Being a Fidgety Person Can Save You a few Years of Life

Being a Fidgety Person Can Save You a few Years of Life

Previous discoveries have proven that sitting down for long periods of time can shorten your life span, however new research finds a simple but strange solution that may assist in getting those years back.
 
According to the new research, fidgeting could help counteract the effects of the negative health impacts from being seated for prolonged periods of time.
 
A large scale study based on the health and diet of women who sat down for long periods of time and identified themselves as occasional fidgeters, ran a higher risk of mortality. However, those women who identified themselves as very fidgety people saw little or no health risk from prolonged seating’s.
 
Given that many adults can spend the majority of their days sitting, fidgeting may represent just enough physical exertion to counteract the known health risks of extended periods of sedentary activity.
 
The findings may sound odd to anyone who tends to associate fidgeting with nervous behaviour.
 
“While further research is needed, the findings raise questions about whether the negative associations with fidgeting, such as rudeness or lack of concentration, should persist if such simple movements are beneficial for our health,” co-author Janet Cade said in a statement.
 
So how bad is sitting exactly? Is it so terrible that it’s worth risking looking a little awkward?
 
Sitting has frequently been referred to as the new smoking in terms of how it can affect the body over time.
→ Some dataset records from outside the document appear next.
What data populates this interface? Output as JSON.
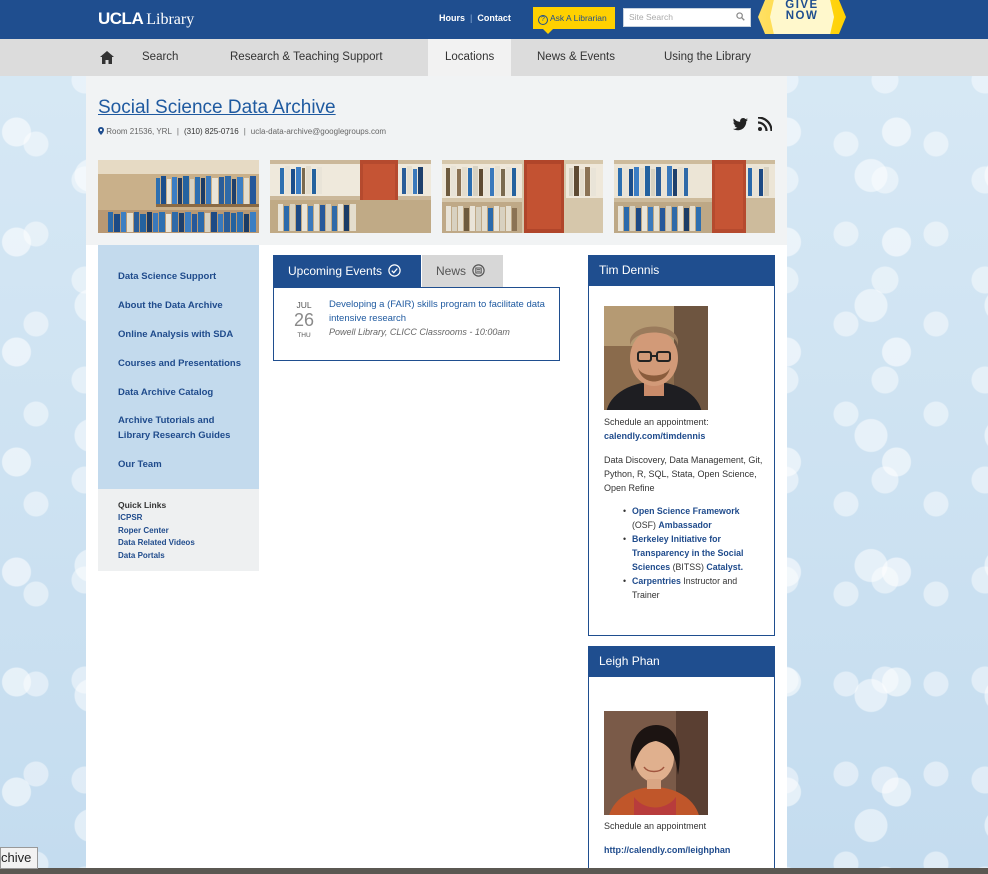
{
  "header": {
    "logo_bold": "UCLA",
    "logo_text": "Library",
    "links": [
      "Hours",
      "Contact"
    ],
    "ask_label": "Ask A Librarian",
    "search_placeholder": "Site Search",
    "give_line1": "GIVE",
    "give_line2": "NOW"
  },
  "nav": {
    "items": [
      "Search",
      "Research & Teaching Support",
      "Locations",
      "News & Events",
      "Using the Library"
    ],
    "active": "Locations"
  },
  "page": {
    "title": "Social Science Data Archive",
    "room": "Room 21536, YRL",
    "phone": "(310) 825-0716",
    "email": "ucla-data-archive@googlegroups.com"
  },
  "sidebar": {
    "items": [
      "Data Science Support",
      "About the Data Archive",
      "Online Analysis with SDA",
      "Courses and Presentations",
      "Data Archive Catalog",
      "Archive Tutorials and Library Research Guides",
      "Our Team"
    ],
    "quick_title": "Quick Links",
    "quick_links": [
      "ICPSR",
      "Roper Center",
      "Data Related Videos",
      "Data Portals"
    ]
  },
  "events": {
    "tab_upcoming": "Upcoming Events",
    "tab_news": "News",
    "items": [
      {
        "month": "JUL",
        "day": "26",
        "dow": "THU",
        "title": "Developing a (FAIR) skills program to facilitate data intensive research",
        "where": "Powell Library, CLICC Classrooms - 10:00am"
      }
    ]
  },
  "staff": [
    {
      "name": "Tim Dennis",
      "schedule_prefix": "Schedule an appointment:",
      "schedule_link": "calendly.com/timdennis",
      "skills": "Data Discovery, Data Management, Git, Python, R, SQL, Stata, Open Science, Open Refine",
      "roles": [
        {
          "link": "Open Science Framework",
          "text": "(OSF)",
          "link2": "Ambassador"
        },
        {
          "link": "Berkeley Initiative for Transparency in the Social Sciences",
          "text": "(BITSS)",
          "link2": "Catalyst."
        },
        {
          "link": "Carpentries",
          "text": "Instructor and Trainer"
        }
      ]
    },
    {
      "name": "Leigh Phan",
      "schedule_prefix": "Schedule an appointment",
      "schedule_link": "http://calendly.com/leighphan"
    }
  ],
  "bottom_tag": "chive",
  "colors": {
    "brand_blue": "#1f4e8f",
    "gold": "#ffd100",
    "sidebar_blue": "#c3daed"
  }
}
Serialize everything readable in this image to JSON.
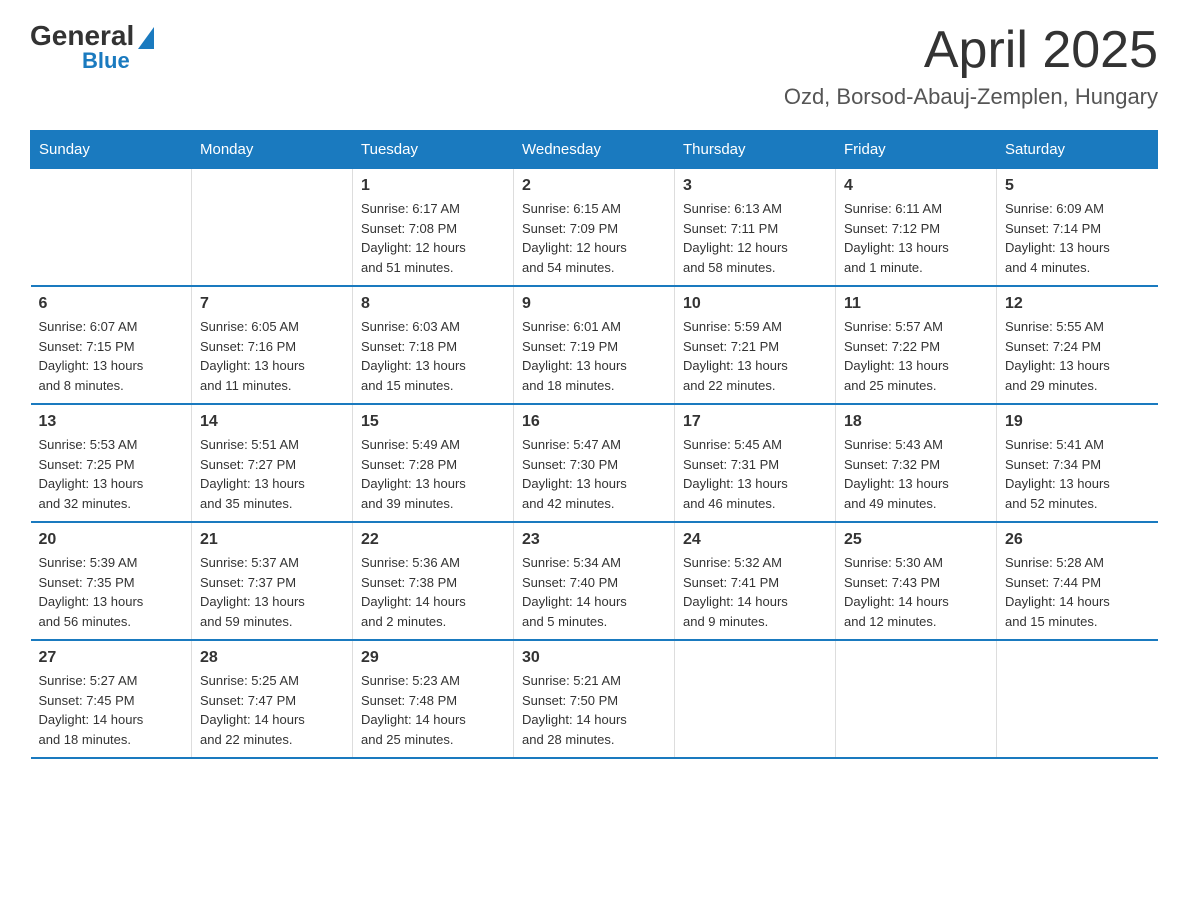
{
  "logo": {
    "general": "General",
    "blue": "Blue"
  },
  "title": {
    "month": "April 2025",
    "location": "Ozd, Borsod-Abauj-Zemplen, Hungary"
  },
  "days_header": [
    "Sunday",
    "Monday",
    "Tuesday",
    "Wednesday",
    "Thursday",
    "Friday",
    "Saturday"
  ],
  "weeks": [
    [
      {
        "day": "",
        "info": ""
      },
      {
        "day": "",
        "info": ""
      },
      {
        "day": "1",
        "info": "Sunrise: 6:17 AM\nSunset: 7:08 PM\nDaylight: 12 hours\nand 51 minutes."
      },
      {
        "day": "2",
        "info": "Sunrise: 6:15 AM\nSunset: 7:09 PM\nDaylight: 12 hours\nand 54 minutes."
      },
      {
        "day": "3",
        "info": "Sunrise: 6:13 AM\nSunset: 7:11 PM\nDaylight: 12 hours\nand 58 minutes."
      },
      {
        "day": "4",
        "info": "Sunrise: 6:11 AM\nSunset: 7:12 PM\nDaylight: 13 hours\nand 1 minute."
      },
      {
        "day": "5",
        "info": "Sunrise: 6:09 AM\nSunset: 7:14 PM\nDaylight: 13 hours\nand 4 minutes."
      }
    ],
    [
      {
        "day": "6",
        "info": "Sunrise: 6:07 AM\nSunset: 7:15 PM\nDaylight: 13 hours\nand 8 minutes."
      },
      {
        "day": "7",
        "info": "Sunrise: 6:05 AM\nSunset: 7:16 PM\nDaylight: 13 hours\nand 11 minutes."
      },
      {
        "day": "8",
        "info": "Sunrise: 6:03 AM\nSunset: 7:18 PM\nDaylight: 13 hours\nand 15 minutes."
      },
      {
        "day": "9",
        "info": "Sunrise: 6:01 AM\nSunset: 7:19 PM\nDaylight: 13 hours\nand 18 minutes."
      },
      {
        "day": "10",
        "info": "Sunrise: 5:59 AM\nSunset: 7:21 PM\nDaylight: 13 hours\nand 22 minutes."
      },
      {
        "day": "11",
        "info": "Sunrise: 5:57 AM\nSunset: 7:22 PM\nDaylight: 13 hours\nand 25 minutes."
      },
      {
        "day": "12",
        "info": "Sunrise: 5:55 AM\nSunset: 7:24 PM\nDaylight: 13 hours\nand 29 minutes."
      }
    ],
    [
      {
        "day": "13",
        "info": "Sunrise: 5:53 AM\nSunset: 7:25 PM\nDaylight: 13 hours\nand 32 minutes."
      },
      {
        "day": "14",
        "info": "Sunrise: 5:51 AM\nSunset: 7:27 PM\nDaylight: 13 hours\nand 35 minutes."
      },
      {
        "day": "15",
        "info": "Sunrise: 5:49 AM\nSunset: 7:28 PM\nDaylight: 13 hours\nand 39 minutes."
      },
      {
        "day": "16",
        "info": "Sunrise: 5:47 AM\nSunset: 7:30 PM\nDaylight: 13 hours\nand 42 minutes."
      },
      {
        "day": "17",
        "info": "Sunrise: 5:45 AM\nSunset: 7:31 PM\nDaylight: 13 hours\nand 46 minutes."
      },
      {
        "day": "18",
        "info": "Sunrise: 5:43 AM\nSunset: 7:32 PM\nDaylight: 13 hours\nand 49 minutes."
      },
      {
        "day": "19",
        "info": "Sunrise: 5:41 AM\nSunset: 7:34 PM\nDaylight: 13 hours\nand 52 minutes."
      }
    ],
    [
      {
        "day": "20",
        "info": "Sunrise: 5:39 AM\nSunset: 7:35 PM\nDaylight: 13 hours\nand 56 minutes."
      },
      {
        "day": "21",
        "info": "Sunrise: 5:37 AM\nSunset: 7:37 PM\nDaylight: 13 hours\nand 59 minutes."
      },
      {
        "day": "22",
        "info": "Sunrise: 5:36 AM\nSunset: 7:38 PM\nDaylight: 14 hours\nand 2 minutes."
      },
      {
        "day": "23",
        "info": "Sunrise: 5:34 AM\nSunset: 7:40 PM\nDaylight: 14 hours\nand 5 minutes."
      },
      {
        "day": "24",
        "info": "Sunrise: 5:32 AM\nSunset: 7:41 PM\nDaylight: 14 hours\nand 9 minutes."
      },
      {
        "day": "25",
        "info": "Sunrise: 5:30 AM\nSunset: 7:43 PM\nDaylight: 14 hours\nand 12 minutes."
      },
      {
        "day": "26",
        "info": "Sunrise: 5:28 AM\nSunset: 7:44 PM\nDaylight: 14 hours\nand 15 minutes."
      }
    ],
    [
      {
        "day": "27",
        "info": "Sunrise: 5:27 AM\nSunset: 7:45 PM\nDaylight: 14 hours\nand 18 minutes."
      },
      {
        "day": "28",
        "info": "Sunrise: 5:25 AM\nSunset: 7:47 PM\nDaylight: 14 hours\nand 22 minutes."
      },
      {
        "day": "29",
        "info": "Sunrise: 5:23 AM\nSunset: 7:48 PM\nDaylight: 14 hours\nand 25 minutes."
      },
      {
        "day": "30",
        "info": "Sunrise: 5:21 AM\nSunset: 7:50 PM\nDaylight: 14 hours\nand 28 minutes."
      },
      {
        "day": "",
        "info": ""
      },
      {
        "day": "",
        "info": ""
      },
      {
        "day": "",
        "info": ""
      }
    ]
  ]
}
Long periods of sitting can lead to obesity and metabolic syndrome. It can also mean to increase risk of death from cardiovascular disease and cancer. In fact, one study even found extended sedentary periods meant a nearly 50 percent increase of risk of death from any natural cause.
 
Given that we spend years in school sitting at our desks often followed by decades in an office planted in front of computer screens for at least eight hours a day, extended periods of sitting are seemingly unavoidable.